When Martin Firestone decides, at twenty-eight, to go to medical school,  he assumes his father, Leo, will approve. He is unprepared for the explosion that comes with his announcement, and for the preemptory summons that follows. His father is a hard-drinking painter of acclaimed if  bizarre paintings, for whom odd behavior is not unknown. He demands that Martin meet him for lunch forthwith to learn why he must abandon any idea of a medical career. 

What follows is a long, richly detailed tale of Leo's father, Martin's grandfather and his career as a physician during the thirties and forties  in New Jersey.

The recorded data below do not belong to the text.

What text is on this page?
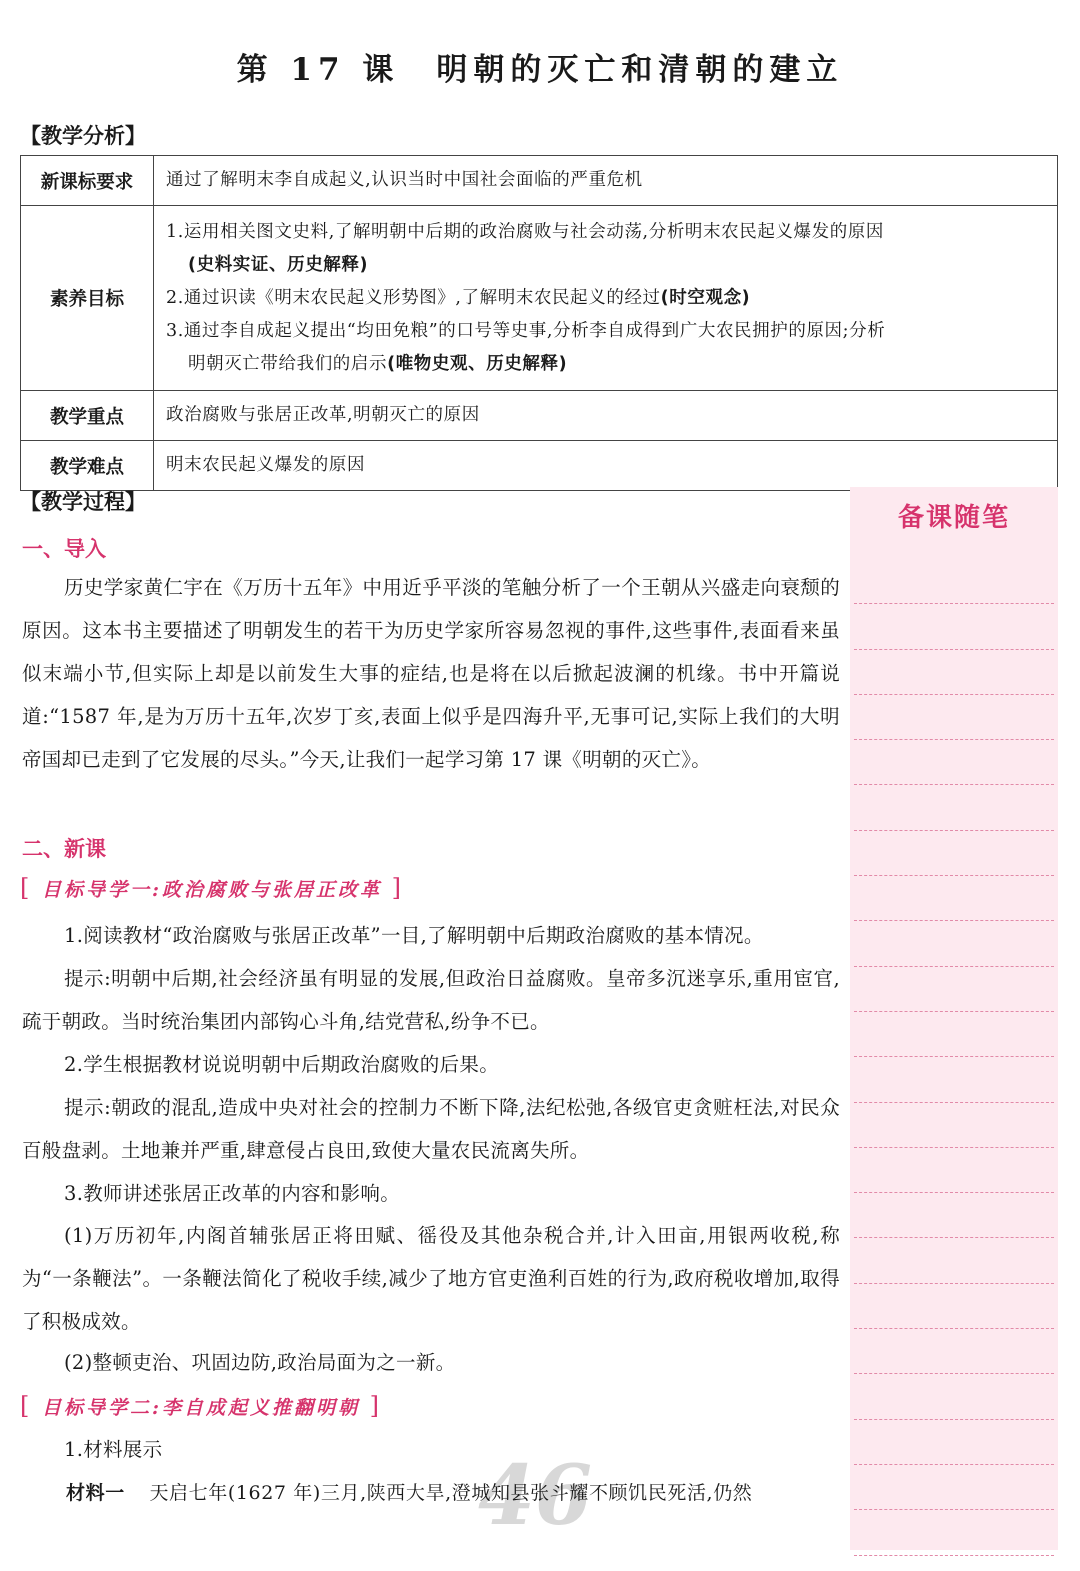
第 17 课　明朝的灭亡和清朝的建立
【教学分析】
新课标要求	通过了解明末李自成起义,认识当时中国社会面临的严重危机
素养目标	1.运用相关图文史料,了解明朝中后期的政治腐败与社会动荡,分析明末农民起义爆发的原因
(史料实证、历史解释)
2.通过识读《明末农民起义形势图》,了解明末农民起义的经过(时空观念)
3.通过李自成起义提出“均田免粮”的口号等史事,分析李自成得到广大农民拥护的原因;分析
明朝灭亡带给我们的启示(唯物史观、历史解释)

教学重点	政治腐败与张居正改革,明朝灭亡的原因
教学难点	明末农民起义爆发的原因
【教学过程】
备课随笔
一、导入
历史学家黄仁宇在《万历十五年》中用近乎平淡的笔触分析了一个王朝从兴盛走向衰颓的原因。这本书主要描述了明朝发生的若干为历史学家所容易忽视的事件,这些事件,表面看来虽似末端小节,但实际上却是以前发生大事的症结,也是将在以后掀起波澜的机缘。书中开篇说道:“1587 年,是为万历十五年,次岁丁亥,表面上似乎是四海升平,无事可记,实际上我们的大明帝国却已走到了它发展的尽头。”今天,让我们一起学习第 17 课《明朝的灭亡》。
二、新课
[ 目标导学一:政治腐败与张居正改革 ]
1.阅读教材“政治腐败与张居正改革”一目,了解明朝中后期政治腐败的基本情况。
提示:明朝中后期,社会经济虽有明显的发展,但政治日益腐败。皇帝多沉迷享乐,重用宦官,疏于朝政。当时统治集团内部钩心斗角,结党营私,纷争不已。
2.学生根据教材说说明朝中后期政治腐败的后果。
提示:朝政的混乱,造成中央对社会的控制力不断下降,法纪松弛,各级官吏贪赃枉法,对民众百般盘剥。土地兼并严重,肆意侵占良田,致使大量农民流离失所。
3.教师讲述张居正改革的内容和影响。
(1)万历初年,内阁首辅张居正将田赋、徭役及其他杂税合并,计入田亩,用银两收税,称为“一条鞭法”。一条鞭法简化了税收手续,减少了地方官吏渔利百姓的行为,政府税收增加,取得了积极成效。
(2)整顿吏治、巩固边防,政治局面为之一新。
[ 目标导学二:李自成起义推翻明朝 ]
1.材料展示	46
材料一 天启七年(1627 年)三月,陕西大旱,澄城知县张斗耀不顾饥民死活,仍然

Martin's grandfather, it develops, is the renowned physician, Dr. Samuel Firestone, celebrated in the annals of medicine.  Leo's story to his son, about growing up with this celebrated GP is, truly, the stuff of legends. 

What we have here is a richly detailed roaring tale of medicine, social mores and political acumen. When Samuel Firestone decides to make his son, Leo, his assistant for a summer, in Hobart, New Jersey, Leo discovers that  his father is revered far and wide as a compassionate, caring, doctor of people, not just of medicine. Dr. Firestone is a friend of politicians, black marketers, junkies, and of unmarried, pregnant girls. He rarely sees a golf course or a tavern. He provides medical services to an enormously wide range of people who are ill. House calls at three a.m. on a Sunday night? No question, and through the novel, the false birth certificates, the unregulated adoptions, son Leo learns to drive his father's car, meets hoods, pharmacists, a junk man who acquires a false death certificate, and officials who will conveniently look the other way when the patient's well-being is at stake-and the cash is there.

Make no mistake, compassionate Dr. Samuel Firestone is a criminal. I lost track of the number of laws he broke, laws which for the most part protect society. But not everyone, all the time. The overall law that operates throughout this novel, when applied to individuals, is the law of unintended consequences. Legislators and political leaders could learn from this book. First, Do No Harm should be a must read for everyone, not just physicians. Author Larry Karp delivers a powerful message wrapped inside a fascinating, well-written mystery.